The producers of forthcoming film Playmobil have launched a counterattack on the Weinstein Company, which had once been set to distribute the movie in the US.
On 1 June, Harvey and Bob Weinstein sued producers Moritz Borman and Dimitri Rassam, and Playmobil’s new distributors Open Road Films, over the 12 May sale of distribution rights.
In their complaint, the Weinsteins alleged that the termination of discussions between them and the producers on 13 April “was merely a pretext for breaking off negotiations so that the producer defendants could sell the distribution rights for the Playmobil movie to another buyer”. The deal has been quoted as being worth $35m (£24m).
On 6 June, Borman and Rassam filed a cross-complaint in Los Angeles superior court, saying negotiations with the company had become “futile”, that “[n]o party ever signed anything”. “TWC [the Weinstein Company] launched this controversy, masking its current financial instability by filing a strike suit with no written licence attached,” said Borman and Rassam’s suit. “The producers learned the production lending bank for the project would neither trust nor accept as collateral a promise from TWC to pay a minimum guarantee, due to the bank’s negative perception about TWC’s disintegrating liquidity.”

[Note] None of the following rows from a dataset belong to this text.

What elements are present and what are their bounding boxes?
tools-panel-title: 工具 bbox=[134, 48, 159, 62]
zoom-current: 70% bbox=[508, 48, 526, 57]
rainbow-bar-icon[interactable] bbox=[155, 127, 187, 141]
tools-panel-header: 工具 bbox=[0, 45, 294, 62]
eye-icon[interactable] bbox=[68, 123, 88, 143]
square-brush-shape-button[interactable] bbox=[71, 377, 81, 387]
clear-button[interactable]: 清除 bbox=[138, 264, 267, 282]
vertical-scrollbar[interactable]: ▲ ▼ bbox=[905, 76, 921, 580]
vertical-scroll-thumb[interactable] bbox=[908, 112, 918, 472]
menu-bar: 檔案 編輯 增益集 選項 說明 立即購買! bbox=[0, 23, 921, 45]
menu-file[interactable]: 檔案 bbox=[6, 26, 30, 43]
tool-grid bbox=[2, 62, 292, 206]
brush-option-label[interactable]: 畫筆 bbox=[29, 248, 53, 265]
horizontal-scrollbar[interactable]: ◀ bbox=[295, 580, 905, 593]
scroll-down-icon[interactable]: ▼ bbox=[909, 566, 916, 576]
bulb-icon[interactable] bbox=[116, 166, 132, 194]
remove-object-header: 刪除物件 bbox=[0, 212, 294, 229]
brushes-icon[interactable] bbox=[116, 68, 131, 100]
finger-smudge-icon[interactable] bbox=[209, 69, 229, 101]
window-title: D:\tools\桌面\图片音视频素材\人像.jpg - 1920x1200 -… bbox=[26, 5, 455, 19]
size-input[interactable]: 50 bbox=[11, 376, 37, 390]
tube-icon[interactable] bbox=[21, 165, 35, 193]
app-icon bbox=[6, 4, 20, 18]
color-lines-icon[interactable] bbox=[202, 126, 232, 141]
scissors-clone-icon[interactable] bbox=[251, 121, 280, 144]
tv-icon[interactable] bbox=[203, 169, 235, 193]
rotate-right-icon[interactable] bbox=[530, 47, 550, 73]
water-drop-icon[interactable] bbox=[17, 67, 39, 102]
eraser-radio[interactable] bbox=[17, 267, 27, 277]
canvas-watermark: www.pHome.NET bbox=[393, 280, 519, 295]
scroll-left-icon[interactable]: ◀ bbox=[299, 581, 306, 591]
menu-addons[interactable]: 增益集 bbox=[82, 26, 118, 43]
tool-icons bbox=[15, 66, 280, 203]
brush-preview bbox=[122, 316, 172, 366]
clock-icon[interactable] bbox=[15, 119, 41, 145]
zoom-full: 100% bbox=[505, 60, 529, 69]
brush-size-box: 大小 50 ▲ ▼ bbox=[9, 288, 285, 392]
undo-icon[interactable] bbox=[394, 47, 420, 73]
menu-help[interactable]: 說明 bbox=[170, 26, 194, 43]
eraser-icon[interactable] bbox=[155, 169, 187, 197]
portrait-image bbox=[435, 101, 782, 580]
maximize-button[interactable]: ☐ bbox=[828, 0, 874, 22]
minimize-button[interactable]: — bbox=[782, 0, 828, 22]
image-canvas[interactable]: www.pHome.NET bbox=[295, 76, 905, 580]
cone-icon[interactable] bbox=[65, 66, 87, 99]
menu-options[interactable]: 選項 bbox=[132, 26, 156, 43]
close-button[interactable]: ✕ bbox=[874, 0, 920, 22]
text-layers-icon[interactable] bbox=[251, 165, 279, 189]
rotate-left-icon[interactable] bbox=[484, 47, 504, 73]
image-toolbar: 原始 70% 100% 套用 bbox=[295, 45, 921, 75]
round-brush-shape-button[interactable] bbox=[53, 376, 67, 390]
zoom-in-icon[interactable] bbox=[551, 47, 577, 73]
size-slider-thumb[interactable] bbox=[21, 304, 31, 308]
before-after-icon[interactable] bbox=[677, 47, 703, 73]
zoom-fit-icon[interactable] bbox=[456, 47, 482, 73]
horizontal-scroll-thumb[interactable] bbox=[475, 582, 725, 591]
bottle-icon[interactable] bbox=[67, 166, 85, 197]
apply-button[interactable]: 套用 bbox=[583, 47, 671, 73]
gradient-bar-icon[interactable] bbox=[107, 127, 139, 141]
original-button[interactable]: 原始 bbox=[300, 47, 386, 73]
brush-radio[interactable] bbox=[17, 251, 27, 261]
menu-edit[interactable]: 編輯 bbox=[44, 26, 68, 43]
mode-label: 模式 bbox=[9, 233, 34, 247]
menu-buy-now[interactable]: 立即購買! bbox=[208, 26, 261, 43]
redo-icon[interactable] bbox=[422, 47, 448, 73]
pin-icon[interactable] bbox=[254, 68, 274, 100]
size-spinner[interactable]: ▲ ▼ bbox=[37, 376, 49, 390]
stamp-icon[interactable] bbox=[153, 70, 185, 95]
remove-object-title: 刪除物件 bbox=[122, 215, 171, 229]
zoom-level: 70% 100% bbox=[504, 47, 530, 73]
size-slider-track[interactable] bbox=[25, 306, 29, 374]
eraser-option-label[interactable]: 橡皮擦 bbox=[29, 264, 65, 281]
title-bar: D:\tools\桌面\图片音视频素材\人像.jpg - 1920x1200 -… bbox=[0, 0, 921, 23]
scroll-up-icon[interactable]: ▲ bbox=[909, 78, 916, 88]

The Weinstein Company has recently scaled back its theatrical wing. In 2015 it announced it would release around half its usual 18 movies a year and would acquire fewer titles at film festivals. Following disappointing returns for Burnt, starring Bradley Cooper, the Weinstein Company laid off roughly 50 staff members. It was also said to be dismayed by the lack of awards for hopefuls such as Carol, Southpaw and Macbeth.
But the coffers of the company were boosted by healthy returns last year for Paddington and The Hateful Eight (despite screening issues in the UK and US); hopes are high this summer for their long-delayed adaptation of Tulip Fever, the McDonald’s biopic The Founder and the Dev Patel/Nicole Kidman drama Lion.
At this year’s Cannes, the customary lavish showreel party hosted by the company did not occur, but Harvey Weinstein was in town announcing plans to make a small-screen version of Charles Dickens’s A Tale of Two Cities, a flagship production marking TWC’s further inroads into TV.
Open Road plans to release Playmobil on 18 January 2019. The film will be directed by Lino DiSalvo, who worked on Disney’s Frozen, Bolt and Tangled. It marks the big-screen debut for the small, German plastic figurines and one of the highest-profile in a raft of film vehicles for toys that were greenlit in the wake of the enormous success of The Lego Movie.
On 6 June, the co-director of that film cautioned against it being used as a template for guaranteed success.
The wrong lesson to take from the LEGO Movie: “We should make a movie out of any random-ass popular product” 1/
— Chris Miller (@chrizmillr) June 6, 2016
LEGO is a unique brand- a creative tool which 1000s of people were already using as a medium to tell stories in stop-motion. 2/
— Chris Miller (@chrizmillr) June 6, 2016
The Guardian has asked the Weinstein Company to comment.